Categorize Conversations and Route Agent
The Categorize Conversations and Route agent classifies incoming chat conversations into user-defined categories and routes the workflow down the corresponding branch. It combines deterministic rule-based filtering with LLM classification for flexibility and accuracy.
Formerly known as the Intent Classifier.
Use Cases
- A chat-based AI Employee needs to handle multiple types of requests (e.g., billing questions, technical support, general inquiries).
- You want to route conversations to different workflow branches based on intent.
- You need both deterministic keyword matching and LLM-based classification.

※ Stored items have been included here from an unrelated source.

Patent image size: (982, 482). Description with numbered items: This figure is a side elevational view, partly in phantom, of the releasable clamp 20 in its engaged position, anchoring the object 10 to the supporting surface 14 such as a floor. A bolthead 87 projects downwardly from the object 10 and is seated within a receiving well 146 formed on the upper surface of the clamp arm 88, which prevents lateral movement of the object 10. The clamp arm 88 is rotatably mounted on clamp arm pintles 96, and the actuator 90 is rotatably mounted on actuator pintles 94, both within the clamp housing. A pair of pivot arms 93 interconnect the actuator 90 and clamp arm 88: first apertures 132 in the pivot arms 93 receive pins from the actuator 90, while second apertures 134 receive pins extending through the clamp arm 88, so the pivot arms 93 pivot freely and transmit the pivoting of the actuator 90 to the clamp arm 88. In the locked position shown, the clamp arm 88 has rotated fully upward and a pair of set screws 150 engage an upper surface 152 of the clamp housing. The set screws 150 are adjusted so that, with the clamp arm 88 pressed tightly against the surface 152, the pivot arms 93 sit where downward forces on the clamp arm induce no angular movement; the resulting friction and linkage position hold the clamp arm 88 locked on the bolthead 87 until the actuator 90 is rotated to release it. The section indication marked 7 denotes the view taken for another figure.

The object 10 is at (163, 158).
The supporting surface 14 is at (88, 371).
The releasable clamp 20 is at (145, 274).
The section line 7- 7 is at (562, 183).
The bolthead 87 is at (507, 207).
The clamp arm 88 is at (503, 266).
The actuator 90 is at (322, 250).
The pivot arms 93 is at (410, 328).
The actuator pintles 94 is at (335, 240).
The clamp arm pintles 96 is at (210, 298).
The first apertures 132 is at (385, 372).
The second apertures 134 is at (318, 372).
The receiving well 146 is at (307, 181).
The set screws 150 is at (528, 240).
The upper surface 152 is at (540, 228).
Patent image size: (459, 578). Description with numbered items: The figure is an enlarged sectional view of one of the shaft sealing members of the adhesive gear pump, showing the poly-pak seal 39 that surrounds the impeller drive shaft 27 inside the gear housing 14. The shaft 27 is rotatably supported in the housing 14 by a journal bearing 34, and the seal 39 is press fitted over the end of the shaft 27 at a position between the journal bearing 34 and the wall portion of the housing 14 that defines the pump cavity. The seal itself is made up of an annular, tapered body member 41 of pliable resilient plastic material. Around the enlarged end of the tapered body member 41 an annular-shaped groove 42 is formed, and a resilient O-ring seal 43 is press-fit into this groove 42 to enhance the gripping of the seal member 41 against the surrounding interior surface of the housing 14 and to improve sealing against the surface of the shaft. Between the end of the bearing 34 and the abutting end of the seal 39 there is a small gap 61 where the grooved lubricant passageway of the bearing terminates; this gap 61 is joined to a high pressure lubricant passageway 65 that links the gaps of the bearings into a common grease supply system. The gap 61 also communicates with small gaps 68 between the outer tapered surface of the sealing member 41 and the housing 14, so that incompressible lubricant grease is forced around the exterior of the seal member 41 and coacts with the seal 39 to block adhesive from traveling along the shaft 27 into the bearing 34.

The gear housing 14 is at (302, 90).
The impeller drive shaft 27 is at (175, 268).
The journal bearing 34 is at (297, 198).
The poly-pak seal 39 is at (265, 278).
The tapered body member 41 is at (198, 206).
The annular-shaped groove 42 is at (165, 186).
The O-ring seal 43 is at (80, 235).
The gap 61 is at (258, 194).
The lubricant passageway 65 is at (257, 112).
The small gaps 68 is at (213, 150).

- You want to let the end user choose when a message could match multiple categories.
Inputs
| Input | Type | Description |
|---|---|---|
chat_conversation | Conversation | The chat conversation to classify. The agent considers the most recent messages (see context window below). |
Outputs
| Output | Type | Description |
|---|---|---|
category | Category | The assigned category name. |
Each category becomes a named output edge on the GWE canvas, enabling direct branching.
Configurations
| Parameter | Description | Default |
|---|---|---|
| Categories | List of category definitions. Each category has a name, description (up to 1,000 characters), and optional example queries and qualification criteria. | Required |
| Fallback category | Category assigned when no rule matches and the LLM cannot confidently classify the message. Defaults to "Fallback" and cannot be changed once set. | "Fallback" |
| Context window | Number of recent messages the agent considers when classifying. Older messages are ignored. | 10 |
| Human collaboration | When enabled, if the agent detects multiple matching categories, it presents the end user with buttons to choose the correct one instead of guessing. | Off |
| Additional instructions | Custom guidance for the LLM classifier (e.g., "Treat refund requests as billing, not complaints"). | None |
Configuring Categories
Each category in the list supports:
- Name -- a clear, descriptive label (e.g., "Billing", "Technical Support"). Must be unique within the agent.

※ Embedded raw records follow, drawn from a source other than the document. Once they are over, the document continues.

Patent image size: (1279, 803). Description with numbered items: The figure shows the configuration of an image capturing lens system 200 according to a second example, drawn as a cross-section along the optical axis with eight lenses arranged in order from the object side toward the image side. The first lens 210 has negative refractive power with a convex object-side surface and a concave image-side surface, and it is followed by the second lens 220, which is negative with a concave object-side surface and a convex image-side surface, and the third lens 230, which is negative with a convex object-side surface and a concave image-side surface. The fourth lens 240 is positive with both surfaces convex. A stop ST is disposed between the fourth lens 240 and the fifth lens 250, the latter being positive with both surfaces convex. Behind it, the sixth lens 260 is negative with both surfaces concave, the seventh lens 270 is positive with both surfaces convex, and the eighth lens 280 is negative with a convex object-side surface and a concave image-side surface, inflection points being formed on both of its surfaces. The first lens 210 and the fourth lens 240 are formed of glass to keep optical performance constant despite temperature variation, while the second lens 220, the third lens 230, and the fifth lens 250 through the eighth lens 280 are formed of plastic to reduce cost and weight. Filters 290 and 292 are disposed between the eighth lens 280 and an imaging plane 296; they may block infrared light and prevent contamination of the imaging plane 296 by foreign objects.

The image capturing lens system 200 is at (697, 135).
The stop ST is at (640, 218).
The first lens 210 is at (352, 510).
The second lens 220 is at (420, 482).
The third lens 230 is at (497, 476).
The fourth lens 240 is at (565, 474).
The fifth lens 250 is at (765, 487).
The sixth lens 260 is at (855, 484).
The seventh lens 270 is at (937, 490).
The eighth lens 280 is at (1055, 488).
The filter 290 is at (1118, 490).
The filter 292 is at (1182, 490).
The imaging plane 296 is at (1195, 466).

- Description -- tells the LLM when to assign this category (up to 1,000 characters). Be specific: "Questions about invoices, charges, payment methods, or subscription billing" is better than "Billing stuff".

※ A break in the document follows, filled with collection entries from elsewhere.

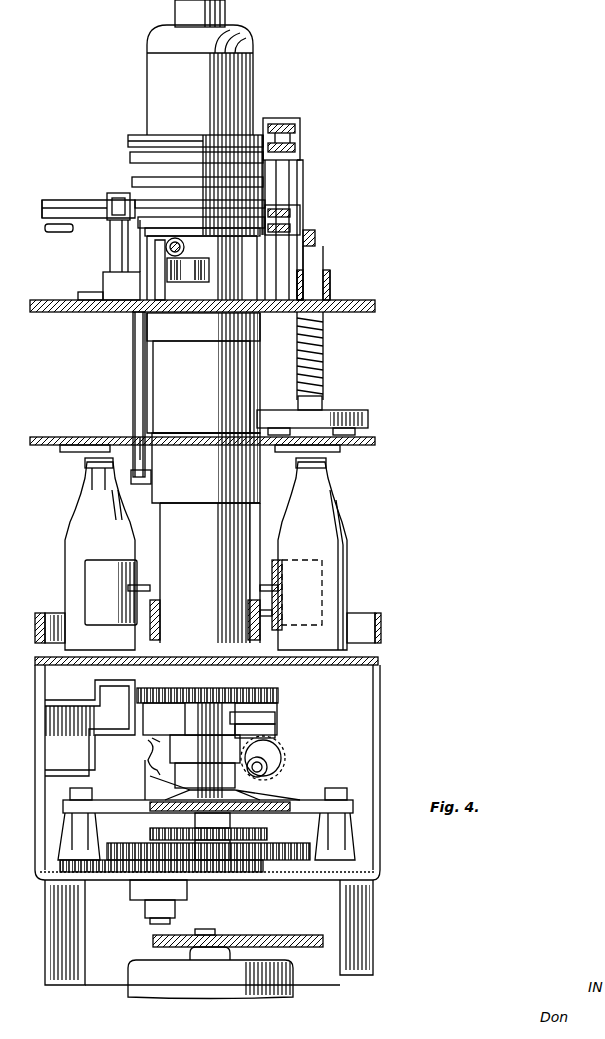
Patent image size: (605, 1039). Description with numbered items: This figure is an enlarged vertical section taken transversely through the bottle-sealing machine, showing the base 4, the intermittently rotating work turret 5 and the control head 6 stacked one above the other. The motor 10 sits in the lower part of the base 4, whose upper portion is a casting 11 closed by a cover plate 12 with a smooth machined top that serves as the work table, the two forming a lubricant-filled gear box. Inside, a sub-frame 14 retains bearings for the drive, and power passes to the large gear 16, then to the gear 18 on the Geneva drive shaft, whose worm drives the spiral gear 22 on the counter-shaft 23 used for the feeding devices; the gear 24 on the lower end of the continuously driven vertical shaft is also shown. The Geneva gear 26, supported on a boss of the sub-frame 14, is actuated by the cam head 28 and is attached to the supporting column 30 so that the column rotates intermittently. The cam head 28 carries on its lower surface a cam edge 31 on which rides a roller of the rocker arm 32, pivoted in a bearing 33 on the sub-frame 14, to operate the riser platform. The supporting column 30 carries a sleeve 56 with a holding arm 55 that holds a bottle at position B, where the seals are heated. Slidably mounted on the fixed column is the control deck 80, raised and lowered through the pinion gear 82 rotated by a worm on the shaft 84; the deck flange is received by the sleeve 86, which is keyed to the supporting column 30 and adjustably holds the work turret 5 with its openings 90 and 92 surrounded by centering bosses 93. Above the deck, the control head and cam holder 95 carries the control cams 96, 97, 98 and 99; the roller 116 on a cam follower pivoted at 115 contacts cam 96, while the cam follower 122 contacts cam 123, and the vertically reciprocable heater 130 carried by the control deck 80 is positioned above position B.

The control head and cam holder 95 is at (252, 48).
The roller 116 is at (285, 126).
The control head 6 is at (305, 139).
The control cam 96 is at (128, 138).
The control cam 97 is at (130, 157).
The control cam 98 is at (133, 181).
The control cam 99 is at (294, 185).
The pivot 115 is at (292, 204).
The cam 123 is at (300, 213).
The cam follower 122 is at (303, 222).
The shaft 84 is at (165, 250).
The pinion gear 82 is at (200, 281).
The control deck 80 is at (350, 302).
The sleeve 86 is at (197, 378).
The heater 130 is at (345, 410).
The centering bosses 93 is at (62, 436).
The opening 90 is at (78, 448).
The work turret 5 is at (380, 441).
The opening 92 is at (330, 452).
The holding arm 55 is at (120, 566).
The supporting column 30 is at (205, 554).
The position B is at (314, 546).
The sleeve 56 is at (165, 623).
The cover plate 12 is at (380, 661).
The casting 11 is at (380, 702).
The base 4 is at (388, 746).
The Geneva gear 26 is at (176, 695).
The cam edge 31 is at (232, 730).
The cam head 28 is at (265, 742).
The spiral gear 22 is at (282, 758).
The counter-shaft 23 is at (270, 768).
The rocker arm 32 is at (150, 761).
The bearing 33 is at (155, 779).
The sub-frame 14 is at (300, 804).
The gear 24 is at (265, 835).
The gear 18 is at (285, 862).
The large gear 16 is at (236, 875).
The motor 10 is at (165, 990).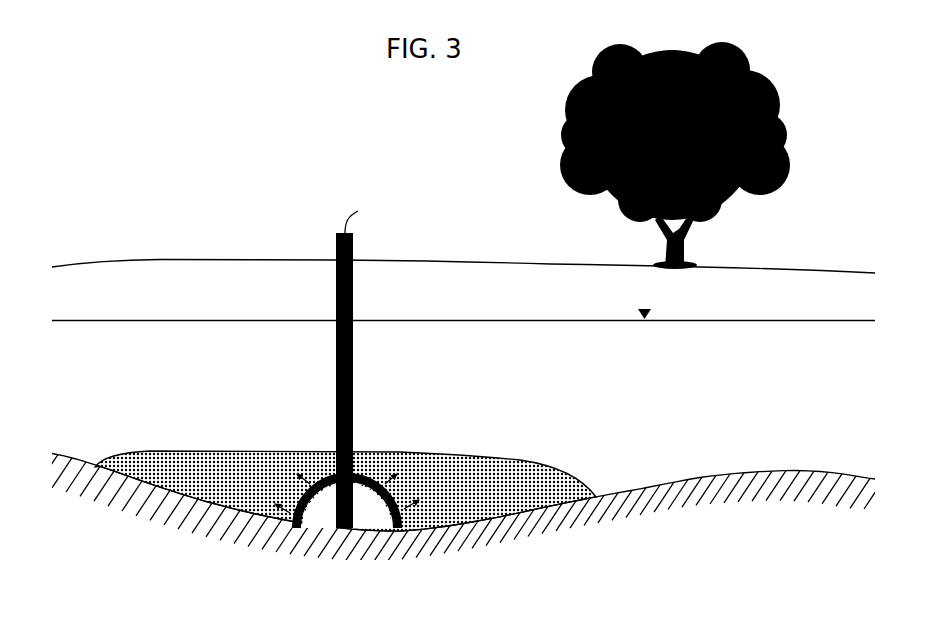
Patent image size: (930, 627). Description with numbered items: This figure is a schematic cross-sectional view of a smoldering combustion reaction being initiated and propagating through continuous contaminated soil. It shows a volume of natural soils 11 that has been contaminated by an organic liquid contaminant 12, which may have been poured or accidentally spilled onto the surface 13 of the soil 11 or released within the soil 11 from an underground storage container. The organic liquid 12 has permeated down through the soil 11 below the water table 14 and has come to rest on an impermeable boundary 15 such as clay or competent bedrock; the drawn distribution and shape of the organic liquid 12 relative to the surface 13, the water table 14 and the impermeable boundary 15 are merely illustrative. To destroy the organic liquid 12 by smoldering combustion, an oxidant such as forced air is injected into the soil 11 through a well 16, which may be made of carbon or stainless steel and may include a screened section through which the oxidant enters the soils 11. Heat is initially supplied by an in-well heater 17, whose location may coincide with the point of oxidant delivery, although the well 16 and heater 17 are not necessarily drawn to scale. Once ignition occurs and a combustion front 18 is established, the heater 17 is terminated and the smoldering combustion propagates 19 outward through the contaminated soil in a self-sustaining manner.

- Example queries -- sample messages that belong to this category. These help the agent match similar messages, and on exact match the agent assigns the category instantly without calling the LLM.
- Qualification criteria -- deterministic rules that force a category assignment without LLM evaluation. Requires a JSON Extractor agent connected upstream to supply structured data for rule evaluation.
How Classification Works
- Exact match check: If the user's message exactly matches an example query, that category is assigned immediately.
- Qualification criteria: If rules are configured and structured data is available from an upstream JSON Extractor, the rules are evaluated. A match assigns the category without calling the LLM.
- LLM classification: If no deterministic match occurs, the agent sends the recent conversation (limited by context window) to the LLM along with your category descriptions and instructions.
- Multi-intent handling: If the LLM detects the message could match multiple categories and human collaboration is enabled, the end user sees clickable buttons to choose. Otherwise, the agent picks the best match.
- Fallback: If no category matches, the fallback category is assigned.
How to Use This Agent
A customer service AI Employee with three intents:
chat_trigger -> categorize_conversations_and_route
-> [billing] -> search_billing_kb -> respond -> workflow_output
-> [technical] -> search_tech_kb -> respond -> workflow_output
-> [other] -> general_respond -> workflow_output
Tips
- Write detailed category descriptions. The LLM relies on these to distinguish between categories. Vague descriptions lead to misclassification.
- Add example queries for high-volume, unambiguous intents. Exact matches bypass the LLM entirely, reducing latency and cost.
- Enable human collaboration for workflows where getting the category wrong is costly (e.g., routing a complaint to sales). The small friction of asking the user to click a button is worth the accuracy gain.
- Use qualification criteria when you have structured data (from a JSON Extractor) that reliably determines the category -- for example, routing based on a ticket priority field or customer tier.
- Keep the context window at 10 unless your conversations are unusually long. More context means higher LLM cost and can introduce noise from earlier, unrelated parts of the conversation.
Related Agents
- Categorizer -- more flexible categorization that works with any input type, not just conversations.
- Text Categorizer -- categorizes plain text rather than conversation objects.